No answers. But I have definitely been where you are…and have felt how you feel. Feel your frustrations. Struggle for wanting to control our life…I am someone who always wants to figure it all out, plan it, etc. Here have been some of my own thoughts on this regarding circumstances in my own life…
Do you think God asks obedience from us, not even that things will come to fruition, but just to see if we are willing to be obedient? And don’t you think that our “time lines” are irrelevant to Gods? Like Moses, sometimes He births something in our hearts ahead of time, and we try to figure out how to “make it happen” or go about things the wrong way (killing the Egyptian to save the slave from being beat). How and even if he works them out is so wiiiide open…maybe in the case of Spain it would be years and years down the road? Adoption?
You just never know what exciting things God opens up in His own time…
The latter part of Hosea 12:6 reads: “Observe mercy and justice, and wait on your God continually.” In Hebrew, the word wait can mean to bind together, perhaps by twisting. Or to expect and gather together; look patiently. Hebrew for continually means to stretch, continuance, extension.

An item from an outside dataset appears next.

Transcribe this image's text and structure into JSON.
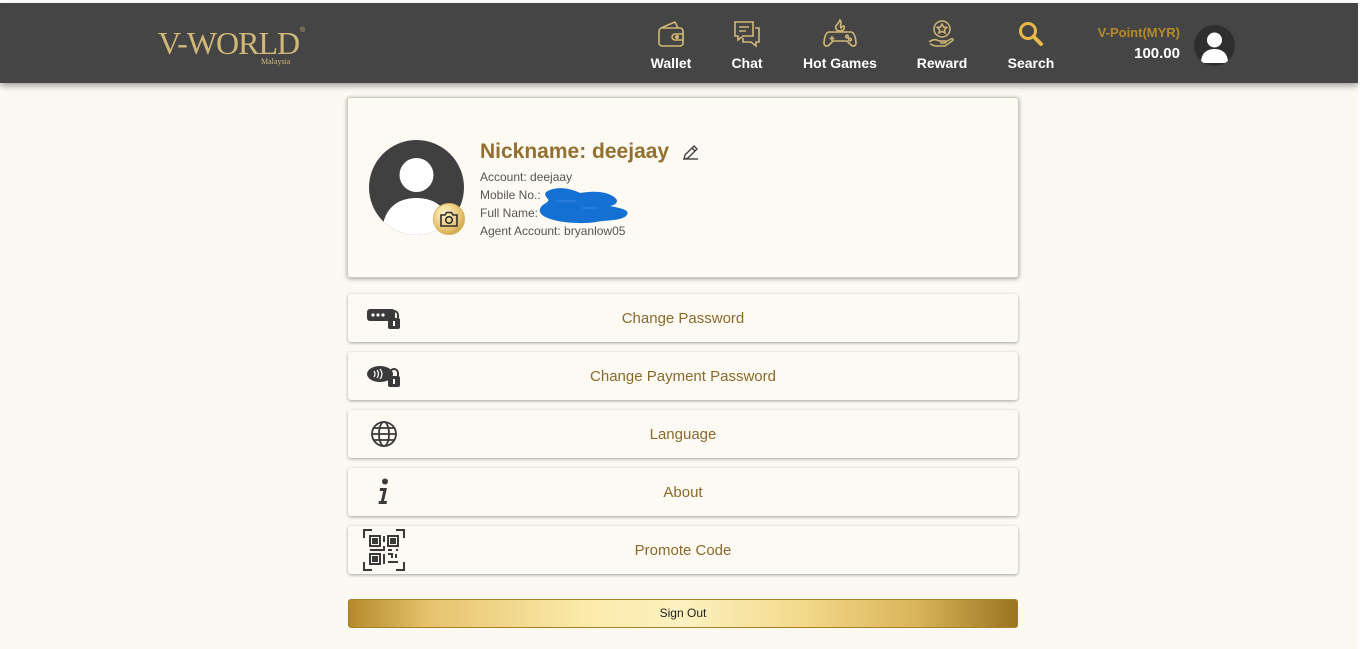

As I meditated on this idea of being bound together and stretching, the Lord gave me a simple picture: Tying a shoelace. You know how you stretch the loops apart to tighten the knot? That was the picture the Lord gave me, of being stretched in my faith but being bound closer to the Lord. And it’s the place I want to be because if I’m being stretched, I’m relying on the Lord for sustenance and comfort and peace. It’s when I’m comfortable that frightens me, because I know my heart and how easy it is for me to become self-reliant and drift away from the Lord and His will in my life. God bless you and your family.
Matt, thank you for that verse. That truly ministered to me. It is a hard season for us right now, but one of the sweetest times we’ve had as a family and for me personally with Christ. Thank you for your comment man, and tell your bride We love and miss you guys BIG TIME.